I’m really happy to be experimental with non-surgical procedures: if I truly want to know if something works I’m happy to give it a go, and not too vain to view it as a risk – you just don’t know if you’ll like the results of fillers or Botox until you’ve taken the plunge. I’ll cite the time that I had my top lip Botox’d and lost my ability to sip – very tricky for someone who loves a cup of tea as much as me – but I had to know if it would work (it didn’t)! Even for me though, I had something done yesterday that is far more radical than I’ve ever had before.
Basically Juvederm 4 (Hyaluronic acid) is the thickest of facial fillers, suitable for larger areas or deep wrinkling that need un-wrinkling. I always have Botox or fillers at the same place – The Courthouse Clinic in Wimpole Street – but don’t always have the same person. So, this time I met Dr Robin Stones, who is known for his skill and technique in facial contouring. So, what is contouring? It’s the procedure of adding filler into the face in more than one place to give an overall plumping and lifting effect where collagen has depleted to such a point that the face begins to hollow slightly.

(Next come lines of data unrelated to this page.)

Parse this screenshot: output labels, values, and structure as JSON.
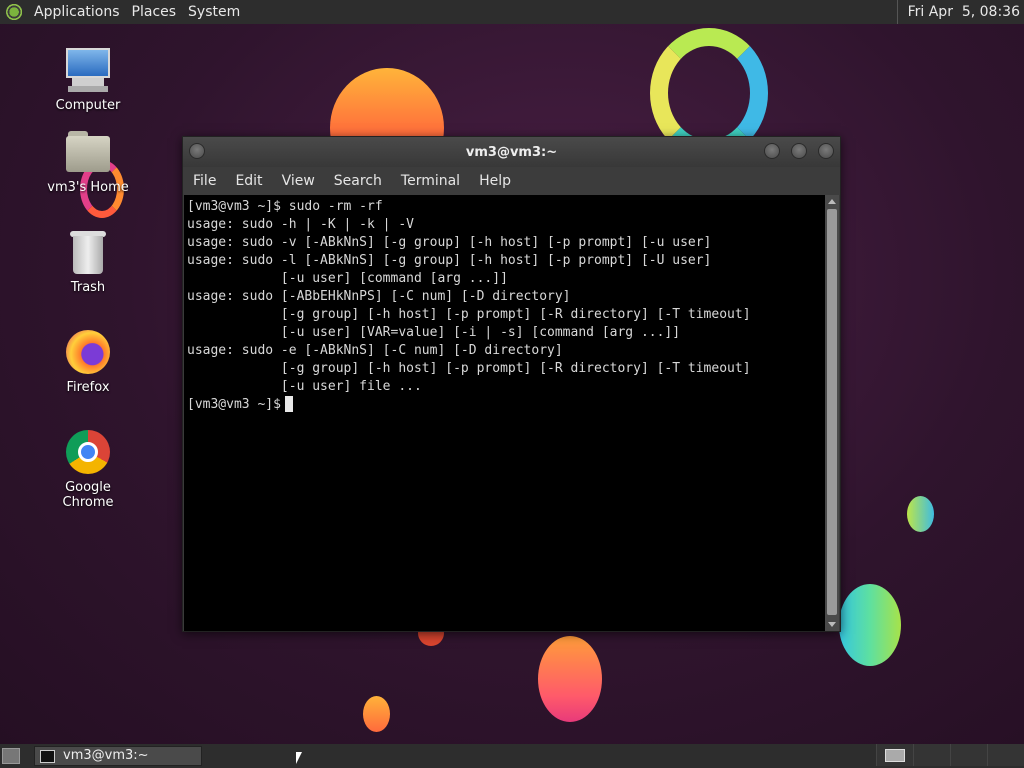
{
  "top_panel": {
    "menus": [
      "Applications",
      "Places",
      "System"
    ],
    "clock": "Fri Apr  5, 08:36"
  },
  "desktop_icons": [
    {
      "label": "Computer",
      "icon": "computer-icon"
    },
    {
      "label": "vm3's Home",
      "icon": "home-folder-icon"
    },
    {
      "label": "Trash",
      "icon": "trash-icon"
    },
    {
      "label": "Firefox",
      "icon": "firefox-icon"
    },
    {
      "label": "Google Chrome",
      "icon": "chrome-icon"
    }
  ],
  "terminal": {
    "title": "vm3@vm3:~",
    "menu": [
      "File",
      "Edit",
      "View",
      "Search",
      "Terminal",
      "Help"
    ],
    "lines": [
      "[vm3@vm3 ~]$ sudo -rm -rf",
      "usage: sudo -h | -K | -k | -V",
      "usage: sudo -v [-ABkNnS] [-g group] [-h host] [-p prompt] [-u user]",
      "usage: sudo -l [-ABkNnS] [-g group] [-h host] [-p prompt] [-U user]",
      "            [-u user] [command [arg ...]]",
      "usage: sudo [-ABbEHkNnPS] [-C num] [-D directory]",
      "            [-g group] [-h host] [-p prompt] [-R directory] [-T timeout]",
      "            [-u user] [VAR=value] [-i | -s] [command [arg ...]]",
      "usage: sudo -e [-ABkNnS] [-C num] [-D directory]",
      "            [-g group] [-h host] [-p prompt] [-R directory] [-T timeout]",
      "            [-u user] file ..."
    ],
    "prompt": "[vm3@vm3 ~]$"
  },
  "bottom_panel": {
    "task_label": "vm3@vm3:~"
  }
}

This can happen at any age after 40 or so, depending on how kind genetics has been to you. I’ve started to notice that my skin is less firm around my mouth and jaw and also my cheeks had begun to flatten a bit. It’s all a completely normal part of the ageing process, but on a personal level I didn’t like the way I’d started to look a bit ‘tired’ all the time.

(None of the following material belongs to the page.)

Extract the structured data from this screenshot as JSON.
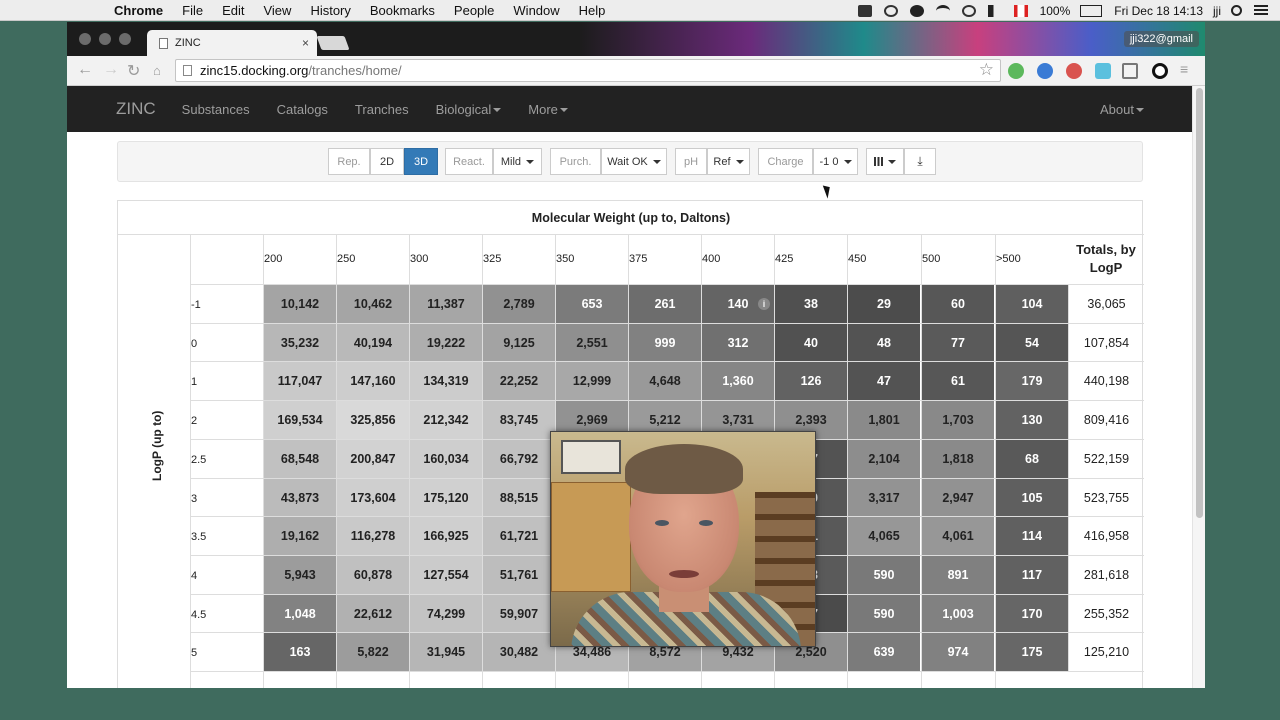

Contouring is not pain-free…because Robin was dumping two syringes full of Juvederm into each cheek, it has to be done extremely slowly in order to get an even effect. It’s done in four or five places along the cheek bone and although there is a bit of pain killer in the filler formula, the intial dive with the needle is not nice. And, I would have to say I would never have this procedure done at a place I didn’t know or trust – there is just too much at stake if you – like me – want to keep everything looking natural and not ‘done’. So, the practioner needs a great degree of artistry and skill in order to put back facial contours that will look correct on your face and not like you’ve tucked a couple of hamsters into each cheek. Robin is absolutely meticulous – so patient, happy to admit he isn’t a multi-tasker (i.e. he doesn’t talk and fill at the same time!), and did a lot of stepping back, looking, tweaking and adding before he was happy that they are completely even. It’s really a very clever skill to have because unless you have good aesthetic taste, your patient can end up looking far too plumped and filled. It’s difficult to get something that is quite radical to just seamlessly merge into the face.
So, today, my face feels a little bit warm on my cheeks – they feel quite tender as well, but there hasn’t been any bruising (a known side effect). What’s truly amazing about Contouring is that you walk in looking a little flat and an hour or so later, you look naturally plumped and a darn site better. My cheeks feel odd – I can feel the filler in them – it isn’t soft like flesh, it’s a harder consitency than that – but they just look so much better. I haven’t been Wildensteined – in fact, friends later that evening at dinner, didn’t really notice any difference initially – which is exactly how it should be – but when I pointed out what I’d had done they were equally gob-smacked. Do I look younger? I can’t say that I do especially, but I’ve certainly lost that rather tired look..my face looks more lively, fresher and well, contoured. I’d easily recommend this treatment – but with the proviso that you thoroughly research the practitioner’s skill and past examples. It’s difficult for me to recommend anyone other than Dr Robin Stones at Court House Clinics because I haven’t had it done anywhere else, but all I can say is that it was done with skill, precision and care and the result was astonishingly good. It’s a very expensive treatment, costing from £500 but it apparently lasts at least 9 months.